Scientists in Hong Kong and China have combined a semi-transparent arrangement of anodes and cathodes with a transparent electrolyte to make the first ever photoluminescent microbattery that can simultaneously act as a power supply and a full-colour display. For more information see the IDTechEx reports on flexible, printed and thin film batteries and quantum dots.
The microbattery, developed by Chunyi Zhi from the City University of Hong Kong and his colleagues, works just like a conventional alkaline battery – redox reactions happen at the positive and negative electrodes, and ions diffuse through an electrolyte to provide electrical energy.

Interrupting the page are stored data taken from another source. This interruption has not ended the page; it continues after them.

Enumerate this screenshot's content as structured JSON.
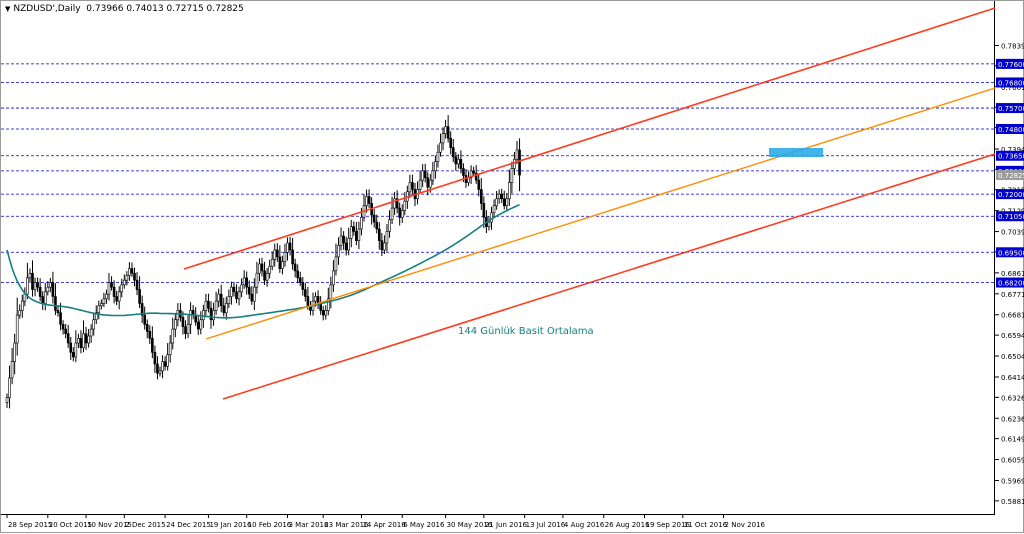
{
  "header": {
    "symbol": "NZDUSD',Daily",
    "ohlc": "0.73966 0.74013 0.72715 0.72825"
  },
  "chart_data": {
    "type": "candlestick",
    "ylim": [
      0.5825,
      0.797
    ],
    "y_ticks": [
      "0.78390",
      "0.77515",
      "0.76615",
      "0.75740",
      "0.74865",
      "0.73940",
      "0.73065",
      "0.72190",
      "0.71290",
      "0.70390",
      "0.69515",
      "0.68615",
      "0.67715",
      "0.66815",
      "0.65940",
      "0.65040",
      "0.64140",
      "0.63265",
      "0.62365",
      "0.61490",
      "0.60590",
      "0.59690",
      "0.58815"
    ],
    "x_tick_labels": [
      "28 Sep 2015",
      "20 Oct 2015",
      "10 Nov 2015",
      "2 Dec 2015",
      "24 Dec 2015",
      "19 Jan 2016",
      "10 Feb 2016",
      "3 Mar 2016",
      "23 Mar 2016",
      "14 Apr 2016",
      "6 May 2016",
      "30 May 2016",
      "21 Jun 2016",
      "13 Jul 2016",
      "4 Aug 2016",
      "26 Aug 2016",
      "19 Sep 2016",
      "11 Oct 2016",
      "2 Nov 2016"
    ],
    "x_tick_bars": [
      0,
      16,
      31,
      46,
      62,
      79,
      94,
      110,
      124,
      139,
      155,
      172,
      187,
      203,
      218,
      234,
      250,
      265,
      281
    ],
    "horizontal_levels": [
      {
        "label": "0.77600",
        "value": 0.776
      },
      {
        "label": "0.76800",
        "value": 0.768
      },
      {
        "label": "0.75700",
        "value": 0.757
      },
      {
        "label": "0.74800",
        "value": 0.748
      },
      {
        "label": "0.73650",
        "value": 0.7365
      },
      {
        "label": "0.73000",
        "value": 0.73
      },
      {
        "label": "0.72000",
        "value": 0.72
      },
      {
        "label": "0.71050",
        "value": 0.7105
      },
      {
        "label": "0.69500",
        "value": 0.695
      },
      {
        "label": "0.68200",
        "value": 0.682
      }
    ],
    "price_marker": {
      "label": "0.72825",
      "value": 0.72825,
      "color": "#9a9a9a"
    },
    "level_color": "#0000cc",
    "candle_color": "#000000",
    "closes": [
      0.6325,
      0.641,
      0.648,
      0.656,
      0.668,
      0.67,
      0.674,
      0.677,
      0.684,
      0.686,
      0.679,
      0.682,
      0.68,
      0.676,
      0.673,
      0.678,
      0.68,
      0.682,
      0.676,
      0.67,
      0.669,
      0.664,
      0.662,
      0.66,
      0.656,
      0.652,
      0.65,
      0.656,
      0.658,
      0.654,
      0.66,
      0.656,
      0.659,
      0.662,
      0.666,
      0.669,
      0.672,
      0.673,
      0.675,
      0.677,
      0.682,
      0.68,
      0.676,
      0.674,
      0.678,
      0.681,
      0.683,
      0.685,
      0.688,
      0.686,
      0.683,
      0.679,
      0.673,
      0.668,
      0.664,
      0.661,
      0.658,
      0.652,
      0.647,
      0.643,
      0.644,
      0.648,
      0.646,
      0.651,
      0.656,
      0.662,
      0.666,
      0.67,
      0.667,
      0.663,
      0.66,
      0.664,
      0.67,
      0.668,
      0.665,
      0.662,
      0.666,
      0.67,
      0.674,
      0.671,
      0.666,
      0.67,
      0.674,
      0.677,
      0.672,
      0.669,
      0.673,
      0.676,
      0.68,
      0.678,
      0.675,
      0.678,
      0.681,
      0.684,
      0.68,
      0.677,
      0.674,
      0.68,
      0.686,
      0.69,
      0.687,
      0.683,
      0.686,
      0.689,
      0.692,
      0.696,
      0.693,
      0.688,
      0.691,
      0.695,
      0.699,
      0.696,
      0.69,
      0.687,
      0.684,
      0.682,
      0.679,
      0.676,
      0.672,
      0.67,
      0.674,
      0.676,
      0.673,
      0.67,
      0.668,
      0.67,
      0.675,
      0.681,
      0.687,
      0.693,
      0.698,
      0.702,
      0.699,
      0.696,
      0.701,
      0.706,
      0.704,
      0.7,
      0.705,
      0.71,
      0.715,
      0.719,
      0.716,
      0.711,
      0.708,
      0.705,
      0.7,
      0.696,
      0.699,
      0.704,
      0.709,
      0.714,
      0.718,
      0.714,
      0.71,
      0.713,
      0.717,
      0.721,
      0.725,
      0.722,
      0.718,
      0.722,
      0.726,
      0.73,
      0.727,
      0.723,
      0.726,
      0.73,
      0.734,
      0.738,
      0.742,
      0.746,
      0.749,
      0.744,
      0.74,
      0.736,
      0.733,
      0.735,
      0.731,
      0.728,
      0.725,
      0.727,
      0.73,
      0.729,
      0.726,
      0.722,
      0.716,
      0.71,
      0.706,
      0.708,
      0.712,
      0.715,
      0.718,
      0.72,
      0.718,
      0.715,
      0.718,
      0.725,
      0.731,
      0.735,
      0.739,
      0.7282
    ]
  },
  "annotation": {
    "sma_label": "144 Günlük Basit Ortalama"
  },
  "colors": {
    "channel_upper": "#ff3c1e",
    "channel_middle": "#ff8c00",
    "channel_lower": "#ff3c1e",
    "sma": "#138080",
    "level_tag_bg": "#0000cc",
    "highlight_box": "#20a8e8"
  }
}
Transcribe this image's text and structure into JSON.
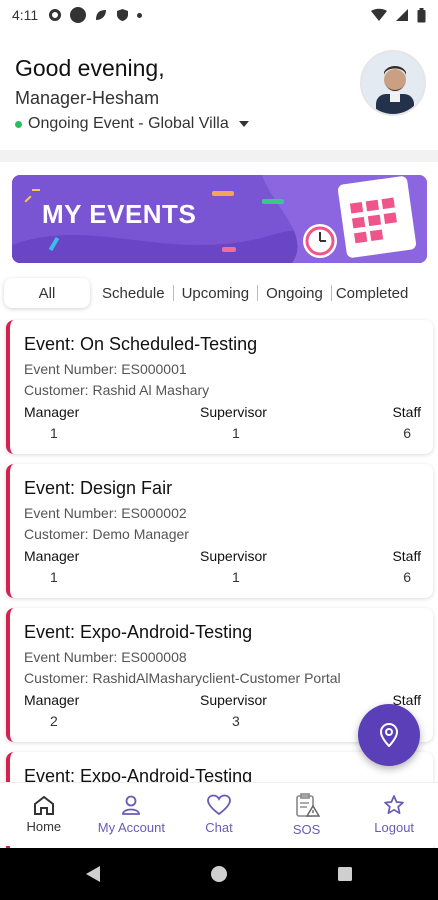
{
  "status_bar": {
    "time": "4:11",
    "icons": [
      "gear-icon",
      "circle-icon",
      "leaf-icon",
      "shield-icon",
      "dot-icon"
    ],
    "right_icons": [
      "wifi-icon",
      "signal-icon",
      "battery-icon"
    ]
  },
  "header": {
    "greeting": "Good evening,",
    "user_name": "Manager-Hesham",
    "ongoing_event": "Ongoing Event - Global Villa",
    "status_color": "#2ebd5a"
  },
  "banner": {
    "title": "MY EVENTS",
    "bg_color": "#7a55d3"
  },
  "tabs": [
    {
      "label": "All",
      "active": true
    },
    {
      "label": "Schedule",
      "active": false
    },
    {
      "label": "Upcoming",
      "active": false
    },
    {
      "label": "Ongoing",
      "active": false
    },
    {
      "label": "Completed",
      "active": false
    }
  ],
  "labels": {
    "manager": "Manager",
    "supervisor": "Supervisor",
    "staff": "Staff"
  },
  "events": [
    {
      "title": "Event: On Scheduled-Testing",
      "number": "Event Number: ES000001",
      "customer": "Customer: Rashid Al Mashary",
      "manager": "1",
      "supervisor": "1",
      "staff": "6"
    },
    {
      "title": "Event: Design Fair",
      "number": "Event Number: ES000002",
      "customer": "Customer: Demo Manager",
      "manager": "1",
      "supervisor": "1",
      "staff": "6"
    },
    {
      "title": "Event: Expo-Android-Testing",
      "number": "Event Number: ES000008",
      "customer": "Customer: RashidAlMasharyclient-Customer Portal",
      "manager": "2",
      "supervisor": "3",
      "staff": ""
    },
    {
      "title": "Event: Expo-Android-Testing",
      "number": "",
      "customer": "",
      "manager": "",
      "supervisor": "",
      "staff": ""
    }
  ],
  "fab": {
    "icon": "location-pin-icon"
  },
  "bottom_nav": [
    {
      "label": "Home",
      "icon": "home-icon",
      "active": true
    },
    {
      "label": "My Account",
      "icon": "user-icon",
      "active": false
    },
    {
      "label": "Chat",
      "icon": "heart-icon",
      "active": false
    },
    {
      "label": "SOS",
      "icon": "sos-clipboard-icon",
      "active": false
    },
    {
      "label": "Logout",
      "icon": "star-icon",
      "active": false
    }
  ],
  "accent_color": "#d6204e",
  "brand_color": "#5b3fb8"
}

Zhi’s microbattery, however, is a flat, sandwich-like arrangement of positive and negative electrodes, deposited on a transparent polymer surface with a transparent electrolyte filling.
Made of a mixture of gelatin and fluorescent quantum dots, the light-permeable electrolyte acts as a colour filter, one of the three key components of an LCD screen. ‘The fluorescent components emit fluorescence under UV irradiation, and the resulting light passes through the transparent electrolyte,’ comments Jian Lin, an energy storage and electronics expert at the University of Missouri, US. ‘By changing the fluorescent components, the battery can emit red, green and blue light. With the three primary colours of light, the microbatteries serve as a colour filter, realising the concept of a battery in a screen’, he adds.
Combined with an ultra-thin array of zinc anodes and manganese oxide cathodes, which are common battery components, the fluorescent microbatteries boast an exceptionally high energy density and could be cheap to produce on a commercial scale.
‘Our microbatteries deliver almost the highest energy density among micro-sized energy storage devices, and the highest energy density based on the whole microbattery volume,’ Zhi says. ‘It is far from commercialisation, but this novel concept will inspire more work on integrating electronic functions into one component for ultra-compact electronic devices,’ comments Lin.
Phone batteries are usually just less than 1cm thick. Zhi acknowledges that there is more work to do, but says ‘If the energy storage performance can reach the level of current batteries, the thickness of the battery and screen could be 90% thinner, leading to a whole new design of phones.’